Simeon’s speech is remembered, if only partially. Simeon considers himself dismissed in peace. Perhaps he will die in peace today. Or perhaps, even more hopefully, he will now finally live in peace, and see a city and world that is moving fast toward peace, all because of this messiah he held in his arms.
I didn’t say HIS messiah. That would betray Simeon’s own belief and faith. Simeon's God given faith is not about what benefits Simeon. Simeon's faith and hope in a messiah is about the city, the community around him, the consolation of all the people. Salvation is God’s generous gift to many, not just for him. Salvation is prepared and given away freely and abundantly by God, not something earned and accepted by us. Salvation happens beyond the temple, in the presence of all peoples, not just to those who lock themselves inside the temple walls and try to follow every dot and dash of Scripture. And perhaps the biggest shocker of all, Salvation’s light is not reserved for just the covenant people of Israel but shines on the Gentiles as well.

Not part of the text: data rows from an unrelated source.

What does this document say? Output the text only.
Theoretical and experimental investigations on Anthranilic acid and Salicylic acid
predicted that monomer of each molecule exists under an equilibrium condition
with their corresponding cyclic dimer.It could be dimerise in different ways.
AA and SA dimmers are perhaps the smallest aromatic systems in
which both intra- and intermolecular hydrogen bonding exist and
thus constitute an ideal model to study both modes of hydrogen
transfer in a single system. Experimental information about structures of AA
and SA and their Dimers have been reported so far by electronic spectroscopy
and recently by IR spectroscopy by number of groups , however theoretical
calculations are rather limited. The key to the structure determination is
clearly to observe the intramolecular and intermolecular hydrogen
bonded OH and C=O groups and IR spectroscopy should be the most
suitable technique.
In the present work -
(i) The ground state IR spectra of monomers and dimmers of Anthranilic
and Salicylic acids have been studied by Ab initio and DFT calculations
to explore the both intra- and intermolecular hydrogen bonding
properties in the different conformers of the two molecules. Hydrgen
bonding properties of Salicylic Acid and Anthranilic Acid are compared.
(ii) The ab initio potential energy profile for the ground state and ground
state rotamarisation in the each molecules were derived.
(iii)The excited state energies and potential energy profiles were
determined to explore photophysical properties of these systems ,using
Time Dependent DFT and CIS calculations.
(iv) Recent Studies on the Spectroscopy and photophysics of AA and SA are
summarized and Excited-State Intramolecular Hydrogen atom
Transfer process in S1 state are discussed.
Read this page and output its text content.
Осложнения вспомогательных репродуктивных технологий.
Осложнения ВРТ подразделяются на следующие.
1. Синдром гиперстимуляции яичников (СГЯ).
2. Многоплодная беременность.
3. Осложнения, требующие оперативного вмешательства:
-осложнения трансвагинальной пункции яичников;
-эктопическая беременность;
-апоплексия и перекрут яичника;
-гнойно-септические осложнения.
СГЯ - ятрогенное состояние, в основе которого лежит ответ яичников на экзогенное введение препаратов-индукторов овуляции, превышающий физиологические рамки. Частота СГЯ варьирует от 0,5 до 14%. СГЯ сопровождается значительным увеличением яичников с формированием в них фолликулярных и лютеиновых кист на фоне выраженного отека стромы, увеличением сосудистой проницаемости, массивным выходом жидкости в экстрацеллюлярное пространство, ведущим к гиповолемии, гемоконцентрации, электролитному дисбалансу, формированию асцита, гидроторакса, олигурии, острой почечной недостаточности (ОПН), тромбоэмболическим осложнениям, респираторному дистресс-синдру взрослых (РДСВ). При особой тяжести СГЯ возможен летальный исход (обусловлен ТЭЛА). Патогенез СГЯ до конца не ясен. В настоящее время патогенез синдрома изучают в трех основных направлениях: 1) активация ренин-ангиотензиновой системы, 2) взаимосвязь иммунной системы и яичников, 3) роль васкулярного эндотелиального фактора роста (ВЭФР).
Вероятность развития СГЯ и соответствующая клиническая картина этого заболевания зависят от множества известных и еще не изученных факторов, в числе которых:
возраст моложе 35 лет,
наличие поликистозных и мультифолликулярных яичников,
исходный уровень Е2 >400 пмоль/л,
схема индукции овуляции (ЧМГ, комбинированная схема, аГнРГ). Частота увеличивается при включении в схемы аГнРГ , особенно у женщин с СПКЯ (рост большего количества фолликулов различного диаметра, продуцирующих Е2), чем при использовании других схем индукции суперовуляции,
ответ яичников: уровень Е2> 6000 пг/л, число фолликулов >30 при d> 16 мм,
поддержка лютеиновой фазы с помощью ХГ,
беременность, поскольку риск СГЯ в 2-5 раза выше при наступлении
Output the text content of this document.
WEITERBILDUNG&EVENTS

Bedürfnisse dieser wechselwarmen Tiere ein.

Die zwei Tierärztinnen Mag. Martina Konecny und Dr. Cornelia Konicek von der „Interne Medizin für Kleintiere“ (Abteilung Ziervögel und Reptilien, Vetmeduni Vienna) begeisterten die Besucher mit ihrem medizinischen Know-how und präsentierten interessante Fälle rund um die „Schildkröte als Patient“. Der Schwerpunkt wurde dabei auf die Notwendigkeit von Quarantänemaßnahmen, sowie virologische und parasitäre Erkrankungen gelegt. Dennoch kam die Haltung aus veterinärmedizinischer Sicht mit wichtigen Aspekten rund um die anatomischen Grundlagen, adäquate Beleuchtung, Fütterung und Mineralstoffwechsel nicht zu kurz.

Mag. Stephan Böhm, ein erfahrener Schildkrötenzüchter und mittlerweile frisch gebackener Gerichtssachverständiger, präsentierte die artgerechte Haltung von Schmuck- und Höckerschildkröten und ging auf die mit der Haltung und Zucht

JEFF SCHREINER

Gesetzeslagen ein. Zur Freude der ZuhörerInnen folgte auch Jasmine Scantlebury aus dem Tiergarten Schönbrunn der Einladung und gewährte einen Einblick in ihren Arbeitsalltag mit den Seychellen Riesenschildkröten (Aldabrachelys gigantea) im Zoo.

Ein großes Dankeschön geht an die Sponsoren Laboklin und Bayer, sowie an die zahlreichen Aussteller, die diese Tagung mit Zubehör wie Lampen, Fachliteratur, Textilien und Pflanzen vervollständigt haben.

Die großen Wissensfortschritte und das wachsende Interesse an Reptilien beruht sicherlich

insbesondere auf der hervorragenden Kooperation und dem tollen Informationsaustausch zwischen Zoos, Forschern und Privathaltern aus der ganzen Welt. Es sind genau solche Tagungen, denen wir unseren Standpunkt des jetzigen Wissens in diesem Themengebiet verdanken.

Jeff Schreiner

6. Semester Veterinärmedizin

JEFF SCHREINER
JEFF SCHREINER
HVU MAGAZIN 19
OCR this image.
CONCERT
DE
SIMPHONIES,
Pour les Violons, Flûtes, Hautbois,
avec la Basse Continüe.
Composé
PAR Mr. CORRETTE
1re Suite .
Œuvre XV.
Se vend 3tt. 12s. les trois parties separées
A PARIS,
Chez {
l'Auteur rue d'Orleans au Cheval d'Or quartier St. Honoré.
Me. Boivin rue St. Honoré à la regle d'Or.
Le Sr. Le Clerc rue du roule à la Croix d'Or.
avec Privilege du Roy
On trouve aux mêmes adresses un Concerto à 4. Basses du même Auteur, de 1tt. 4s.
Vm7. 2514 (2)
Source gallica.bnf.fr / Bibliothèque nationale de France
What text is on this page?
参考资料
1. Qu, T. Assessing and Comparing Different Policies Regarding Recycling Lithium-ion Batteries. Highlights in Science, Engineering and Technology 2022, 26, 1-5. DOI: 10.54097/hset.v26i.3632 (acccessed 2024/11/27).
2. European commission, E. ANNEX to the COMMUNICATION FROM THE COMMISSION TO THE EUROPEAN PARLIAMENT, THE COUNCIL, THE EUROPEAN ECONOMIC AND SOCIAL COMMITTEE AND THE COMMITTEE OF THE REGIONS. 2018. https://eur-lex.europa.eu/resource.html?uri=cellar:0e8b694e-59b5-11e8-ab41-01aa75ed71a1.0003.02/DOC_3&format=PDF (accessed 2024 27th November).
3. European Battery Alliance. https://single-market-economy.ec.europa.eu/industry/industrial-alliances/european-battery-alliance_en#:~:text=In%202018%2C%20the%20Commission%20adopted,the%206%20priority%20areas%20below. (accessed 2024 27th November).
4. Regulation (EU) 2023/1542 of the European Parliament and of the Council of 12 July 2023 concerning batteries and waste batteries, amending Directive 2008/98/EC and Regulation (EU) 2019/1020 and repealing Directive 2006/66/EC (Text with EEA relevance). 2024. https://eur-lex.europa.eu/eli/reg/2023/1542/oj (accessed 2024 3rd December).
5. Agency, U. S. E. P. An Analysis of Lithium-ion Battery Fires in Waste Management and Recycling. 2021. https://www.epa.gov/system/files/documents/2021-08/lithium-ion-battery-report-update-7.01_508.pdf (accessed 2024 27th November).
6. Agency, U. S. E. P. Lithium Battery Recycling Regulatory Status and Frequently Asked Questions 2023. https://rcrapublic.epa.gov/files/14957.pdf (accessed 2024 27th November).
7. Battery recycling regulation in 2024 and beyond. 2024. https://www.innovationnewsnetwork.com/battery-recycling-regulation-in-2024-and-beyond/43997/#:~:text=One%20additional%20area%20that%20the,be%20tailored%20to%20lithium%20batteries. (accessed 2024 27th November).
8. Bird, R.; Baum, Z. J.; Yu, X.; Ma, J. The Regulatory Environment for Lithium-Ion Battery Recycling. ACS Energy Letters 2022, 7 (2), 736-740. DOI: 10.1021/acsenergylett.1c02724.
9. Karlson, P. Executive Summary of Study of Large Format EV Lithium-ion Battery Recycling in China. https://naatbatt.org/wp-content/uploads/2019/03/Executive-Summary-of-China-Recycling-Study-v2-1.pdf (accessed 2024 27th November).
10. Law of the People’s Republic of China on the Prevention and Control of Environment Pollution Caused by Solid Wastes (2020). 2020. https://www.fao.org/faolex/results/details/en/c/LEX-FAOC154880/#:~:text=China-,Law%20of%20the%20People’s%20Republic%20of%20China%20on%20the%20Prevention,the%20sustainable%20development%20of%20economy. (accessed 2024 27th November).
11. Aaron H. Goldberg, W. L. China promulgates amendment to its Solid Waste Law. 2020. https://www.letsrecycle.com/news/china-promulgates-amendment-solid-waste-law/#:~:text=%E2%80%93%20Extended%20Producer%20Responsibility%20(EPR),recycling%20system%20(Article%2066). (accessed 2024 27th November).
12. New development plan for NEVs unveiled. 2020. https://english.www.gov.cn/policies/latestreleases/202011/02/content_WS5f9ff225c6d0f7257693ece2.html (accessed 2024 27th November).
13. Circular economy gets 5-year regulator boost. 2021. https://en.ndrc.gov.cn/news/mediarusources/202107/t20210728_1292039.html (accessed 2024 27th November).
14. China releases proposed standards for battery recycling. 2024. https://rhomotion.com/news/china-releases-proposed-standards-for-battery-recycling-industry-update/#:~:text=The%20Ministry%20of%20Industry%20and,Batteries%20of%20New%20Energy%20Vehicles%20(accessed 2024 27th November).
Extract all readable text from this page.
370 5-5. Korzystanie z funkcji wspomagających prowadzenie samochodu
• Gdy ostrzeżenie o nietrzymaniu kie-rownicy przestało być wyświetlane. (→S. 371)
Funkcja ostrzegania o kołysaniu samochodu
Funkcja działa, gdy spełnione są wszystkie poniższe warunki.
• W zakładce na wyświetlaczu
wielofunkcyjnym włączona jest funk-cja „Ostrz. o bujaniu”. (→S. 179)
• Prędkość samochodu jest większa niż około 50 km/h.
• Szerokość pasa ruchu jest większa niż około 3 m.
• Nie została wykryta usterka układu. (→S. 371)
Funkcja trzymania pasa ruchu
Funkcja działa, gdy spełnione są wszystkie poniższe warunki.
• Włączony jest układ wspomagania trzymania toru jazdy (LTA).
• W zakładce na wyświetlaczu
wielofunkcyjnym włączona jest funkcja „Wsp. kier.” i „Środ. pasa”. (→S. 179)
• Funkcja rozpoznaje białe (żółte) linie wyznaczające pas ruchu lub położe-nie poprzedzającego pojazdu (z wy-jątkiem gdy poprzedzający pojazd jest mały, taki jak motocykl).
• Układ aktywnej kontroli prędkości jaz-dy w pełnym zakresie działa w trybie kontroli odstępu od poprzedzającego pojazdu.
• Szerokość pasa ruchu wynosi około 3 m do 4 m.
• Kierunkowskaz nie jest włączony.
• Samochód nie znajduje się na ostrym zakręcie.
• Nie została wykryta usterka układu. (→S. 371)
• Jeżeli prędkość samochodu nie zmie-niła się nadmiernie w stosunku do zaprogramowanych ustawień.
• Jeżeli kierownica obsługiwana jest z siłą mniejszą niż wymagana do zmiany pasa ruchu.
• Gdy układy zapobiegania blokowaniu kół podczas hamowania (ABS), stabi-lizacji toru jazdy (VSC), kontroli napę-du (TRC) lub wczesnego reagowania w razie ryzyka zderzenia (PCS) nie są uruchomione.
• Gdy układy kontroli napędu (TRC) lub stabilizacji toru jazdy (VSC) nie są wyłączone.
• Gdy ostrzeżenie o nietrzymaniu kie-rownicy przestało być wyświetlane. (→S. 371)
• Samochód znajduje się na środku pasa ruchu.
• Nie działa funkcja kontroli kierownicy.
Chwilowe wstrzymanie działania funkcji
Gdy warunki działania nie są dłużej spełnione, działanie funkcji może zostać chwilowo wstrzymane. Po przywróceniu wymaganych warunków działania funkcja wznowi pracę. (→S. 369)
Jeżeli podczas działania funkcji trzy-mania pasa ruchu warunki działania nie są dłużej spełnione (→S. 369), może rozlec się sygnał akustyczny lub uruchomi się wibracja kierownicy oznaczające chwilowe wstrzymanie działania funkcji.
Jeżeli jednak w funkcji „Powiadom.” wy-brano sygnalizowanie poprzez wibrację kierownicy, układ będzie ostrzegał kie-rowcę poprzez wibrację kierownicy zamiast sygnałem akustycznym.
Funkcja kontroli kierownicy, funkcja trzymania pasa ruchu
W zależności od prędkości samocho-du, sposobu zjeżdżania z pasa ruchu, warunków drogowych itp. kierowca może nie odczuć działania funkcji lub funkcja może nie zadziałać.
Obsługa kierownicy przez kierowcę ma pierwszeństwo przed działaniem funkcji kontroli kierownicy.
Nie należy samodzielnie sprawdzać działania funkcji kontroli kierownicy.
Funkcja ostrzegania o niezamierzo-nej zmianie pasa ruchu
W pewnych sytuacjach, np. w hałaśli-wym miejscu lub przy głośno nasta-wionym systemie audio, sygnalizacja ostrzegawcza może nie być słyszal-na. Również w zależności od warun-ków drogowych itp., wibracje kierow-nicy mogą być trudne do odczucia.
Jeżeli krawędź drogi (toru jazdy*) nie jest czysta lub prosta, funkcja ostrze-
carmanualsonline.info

Simeon even dares to put that thought in priority order… a light of revelation to the Gentiles, and also for the glory to your people Israel, to make sure we hear that wide gentile part… Christ’s light is shining beyond the old boundaries, and inside the old boundaries as well. Because of the gift of God revealed in Christ, many among the Gentiles would also be saved. Many in the people of Israel would fall away. They would oppose the Christ child. They would not be able to trust in a child, born in a manger, prepared in the presence of all people to bring salvation to the Gentiles and also the Jews. They wouldn’t want God’s grace to be so generous. They wouldn’t want the priority to flip flop and have those not already here elevated to a higher priority. No, many of the temple insiders had thought they had earned their salvation, and that the outsiders had to come in and be like us, believe like us, to be saved. But Simeon took this child in his arms and saw, by Holy Spirit, how many would fall and rise, how heavily Jesus would be opposed by those unable to imagine the boundaries of Christ’s work extending beyond temple and religious walls… and not just extending, but giving priority to Gentiles, outsiders, those who have the seeds of faith, thanks to Holy Spirit, just like Simeon, but have not yet met their Messiah.
Friends, if you are like Anna, older, someone who comes from a long line of believers, someone who worships and prays regularly, that is wonderful. I hope in this Christmas season, you have been pleasantly surprised by meeting the Christ child for the first time all over again, and find yourself moved to speak of the amazing miracle in this child to all inside or outside this Sanctuary who are looking for redemption.
Or if you are like Simeon, one who somehow believes but cannot always pin down how or why, one who trusts in God’s good purposes for the people of this nation as well as other nations, for the people of this religion as well as other religions, I hope in this Christmas season, you have held the baby Jesus in your arms for the first time all over again, and been given all the evidence you will ever need to live the remainder of your life in peace as a willing servant of the most high God.
All glory and honor now and forever more be to God and God alone.